Kabule göre de; davaya konu aracın birleşen davacı ... Turana satışına ilişkin sözleşme incelendiğinde; sözleşmede yazılı araç satış bedelinin 18.750 TL olduğu ve aksi ispt edilmediği halde, mahkemece; talep gibi 22.200 TL’nin davalılardan tahsiline karar verilmiş olması da doğru görülmemiştir.
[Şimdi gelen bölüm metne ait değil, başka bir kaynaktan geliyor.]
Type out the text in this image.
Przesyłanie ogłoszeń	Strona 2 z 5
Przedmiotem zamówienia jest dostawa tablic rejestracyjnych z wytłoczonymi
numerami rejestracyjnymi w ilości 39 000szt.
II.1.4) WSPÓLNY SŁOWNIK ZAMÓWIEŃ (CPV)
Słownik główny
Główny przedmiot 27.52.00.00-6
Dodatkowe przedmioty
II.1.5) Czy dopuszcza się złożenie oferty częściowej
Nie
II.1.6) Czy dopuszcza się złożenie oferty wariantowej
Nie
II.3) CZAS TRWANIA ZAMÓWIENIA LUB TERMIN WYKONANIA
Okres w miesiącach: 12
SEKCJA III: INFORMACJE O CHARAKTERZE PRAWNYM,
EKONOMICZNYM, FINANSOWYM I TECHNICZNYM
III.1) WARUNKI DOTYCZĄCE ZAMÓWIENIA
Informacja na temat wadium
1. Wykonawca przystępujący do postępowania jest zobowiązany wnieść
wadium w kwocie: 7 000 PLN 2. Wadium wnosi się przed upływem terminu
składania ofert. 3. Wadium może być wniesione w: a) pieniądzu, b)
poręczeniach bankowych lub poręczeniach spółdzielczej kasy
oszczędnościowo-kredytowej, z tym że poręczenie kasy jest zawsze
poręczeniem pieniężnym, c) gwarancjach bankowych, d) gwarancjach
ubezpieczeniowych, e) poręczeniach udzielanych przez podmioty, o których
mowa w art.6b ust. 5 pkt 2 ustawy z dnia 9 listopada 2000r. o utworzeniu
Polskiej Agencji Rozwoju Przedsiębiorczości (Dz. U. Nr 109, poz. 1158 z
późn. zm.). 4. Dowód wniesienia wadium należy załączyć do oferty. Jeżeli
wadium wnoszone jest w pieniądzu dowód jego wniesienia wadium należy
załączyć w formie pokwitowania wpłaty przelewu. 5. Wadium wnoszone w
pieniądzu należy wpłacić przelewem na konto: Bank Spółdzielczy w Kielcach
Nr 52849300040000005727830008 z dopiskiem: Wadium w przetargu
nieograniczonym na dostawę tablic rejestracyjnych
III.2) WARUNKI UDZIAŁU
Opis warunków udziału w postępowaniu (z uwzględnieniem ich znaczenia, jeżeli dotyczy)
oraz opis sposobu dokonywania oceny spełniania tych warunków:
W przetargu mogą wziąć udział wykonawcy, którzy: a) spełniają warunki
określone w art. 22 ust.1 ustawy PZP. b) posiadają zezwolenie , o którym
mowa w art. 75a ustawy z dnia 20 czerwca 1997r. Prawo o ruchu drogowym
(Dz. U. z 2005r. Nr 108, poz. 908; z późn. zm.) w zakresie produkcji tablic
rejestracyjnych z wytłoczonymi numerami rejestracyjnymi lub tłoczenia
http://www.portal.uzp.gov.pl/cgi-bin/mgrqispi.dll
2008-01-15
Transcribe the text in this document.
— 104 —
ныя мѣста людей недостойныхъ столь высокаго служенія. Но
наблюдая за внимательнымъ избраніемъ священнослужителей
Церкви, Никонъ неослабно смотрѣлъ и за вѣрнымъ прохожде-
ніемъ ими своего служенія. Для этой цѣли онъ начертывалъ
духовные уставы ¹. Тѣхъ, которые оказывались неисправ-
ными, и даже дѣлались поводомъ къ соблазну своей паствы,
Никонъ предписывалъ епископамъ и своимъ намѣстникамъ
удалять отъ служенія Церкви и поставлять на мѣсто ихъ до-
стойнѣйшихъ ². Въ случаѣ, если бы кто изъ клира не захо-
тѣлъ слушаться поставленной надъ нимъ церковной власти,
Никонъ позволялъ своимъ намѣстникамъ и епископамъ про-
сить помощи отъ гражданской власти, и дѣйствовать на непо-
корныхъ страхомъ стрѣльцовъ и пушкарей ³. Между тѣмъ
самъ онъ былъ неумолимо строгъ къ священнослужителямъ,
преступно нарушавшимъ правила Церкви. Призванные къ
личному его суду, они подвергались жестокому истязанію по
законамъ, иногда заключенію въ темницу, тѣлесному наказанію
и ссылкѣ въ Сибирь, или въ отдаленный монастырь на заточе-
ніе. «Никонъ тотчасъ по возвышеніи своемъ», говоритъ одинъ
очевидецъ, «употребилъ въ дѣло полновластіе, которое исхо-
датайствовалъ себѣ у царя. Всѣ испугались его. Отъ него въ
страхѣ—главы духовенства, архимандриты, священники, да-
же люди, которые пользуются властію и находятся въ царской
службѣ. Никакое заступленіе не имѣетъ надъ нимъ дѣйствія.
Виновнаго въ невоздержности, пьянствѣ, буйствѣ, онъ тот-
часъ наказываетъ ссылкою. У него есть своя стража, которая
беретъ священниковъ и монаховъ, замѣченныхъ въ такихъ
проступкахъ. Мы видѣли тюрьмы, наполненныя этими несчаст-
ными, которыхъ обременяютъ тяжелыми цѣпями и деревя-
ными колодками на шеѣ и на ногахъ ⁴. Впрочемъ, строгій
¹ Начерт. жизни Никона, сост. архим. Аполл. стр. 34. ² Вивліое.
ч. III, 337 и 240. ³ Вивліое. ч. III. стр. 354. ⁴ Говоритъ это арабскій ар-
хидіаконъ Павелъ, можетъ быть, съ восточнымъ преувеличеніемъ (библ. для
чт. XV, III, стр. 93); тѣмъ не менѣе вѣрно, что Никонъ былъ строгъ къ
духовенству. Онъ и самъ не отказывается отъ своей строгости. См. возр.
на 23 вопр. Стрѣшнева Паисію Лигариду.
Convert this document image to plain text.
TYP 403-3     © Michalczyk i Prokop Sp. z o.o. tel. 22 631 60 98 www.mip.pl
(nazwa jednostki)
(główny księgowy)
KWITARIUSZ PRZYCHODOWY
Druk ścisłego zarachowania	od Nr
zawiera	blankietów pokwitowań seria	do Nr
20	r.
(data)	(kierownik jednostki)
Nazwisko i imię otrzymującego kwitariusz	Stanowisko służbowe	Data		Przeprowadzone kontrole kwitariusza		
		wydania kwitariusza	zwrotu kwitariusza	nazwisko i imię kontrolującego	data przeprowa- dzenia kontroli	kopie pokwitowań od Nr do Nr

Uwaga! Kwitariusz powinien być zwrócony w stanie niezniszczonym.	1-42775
SONUÇ: Asıl davada; yukarıda birinci bentte açıklanan nedenlerle; dosyadaki yazılara, kararın dayandığı delillerle kanuni gerektirici sebeplere ve özellikle delillerin takdirinde bir isabetsizlik görülmemesine göre, yerinde bulunmayan bütün temyiz itirazlarının reddi ile usul ve kanuna uygun olan hükmün ONANMASINA, 29,20 TL bakiye temyiz harcının temyiz eden asıl davacıya yükletilmesine, 6100 sayılı HMK"nın Geçici Madde 3 atfıyla 1086 sayılı HUMK"nın 440. maddesi gereğince kararın tebliğinden itibaren 15 günlük süre içinde karar düzeltme yolu açık olmak üzere, Birleşen davada ise; yukarıda ikinci bentte açıklanan nedenlerle; hükmün HUMK.nun 428. maddesi gereğince temyiz eden davalılar yararına BOZULMASINA, peşin alınan temyiz harcının istek halinde temyiz edene iadesine, 6100 sayılı HMK"nun geçici madde 3 atfıyla 1086 sayılı HUMK"nın 440.maddesi gereğince kararın tebliğinden itibaren 15 günlük süre içerisinde karar düzeltme yolu açık olmak üzere, 04/03/2020 gününde oyçokluğuyla karar verildi.
KARŞI OY
Asıl Davacı ... , Davalılar ... Sigorta Anonim Şirketi ve ... aleyhine sahte evrakla araç devri nedeniyle; araç bedelinin, kasko bedelinin ve aracın kiralanamadığı süre nedeniyle mahrumiyet zararının tahsili için açtığı davada sair temyiz itirazlarının reddine;
Ancak aracın 2.2.2010 tarihinde sahte evrakla devrinden 26.03.2010 dava tarihine kadar geçen süre ile sınırlı olarak talep ettiği günlüğü 90 TL"den 42 gün karşılığı 3780 TL kar mahrumiyeti zararının incelenmesinde; ... plakalı davacıya ait aracın davacının sahibi olduğu...Rent a-car firmasınca kiralanarak kullanıldığı, davacının... Vergi Dairesinde 4860513933 numaralı vergi yükümlüsü olduğu, 2009 yılı tamamı ve 2010 yılı Ocak ila Mart ayları için gelir vergi beyannameleri verdiği, davacının iş yerinde olmadığı sırada işletme Sorumlusu olan ve tanık olarak dinlenilen ... tarafından 30.1.2010 tarihli, 400 TL bedelli kira sözleşmesi ile ... adına sahte sürücü belgesi veren asıl ismi ... olan ve nitelikli dolandırıcılık suçundan ... Ağır ceza mahkemesinin 2011/309-2014/265 sayılı kararıyla mahkum edilen kişiye aracın kiralandığı, bu hususun tanık ... beyanıyla da doğrulandığı, davalılar bakımından henüz illiyet bağı kesilmeden önce yukarıda sözü edilen deliller, hukuk ve ceza dosyası kapsamından sabit olmakla davacının 42 günlük talebi ile sınırlı olarak günlük araç kiralama bedeli için bilirkişi incelemesi yaptırılarak sonucuna göre karar verilmesi bakımından asıl davada verilen kararın da bozulması kanaati ile sayın çoğunluğun görüşüne iştirak edilmemiştir.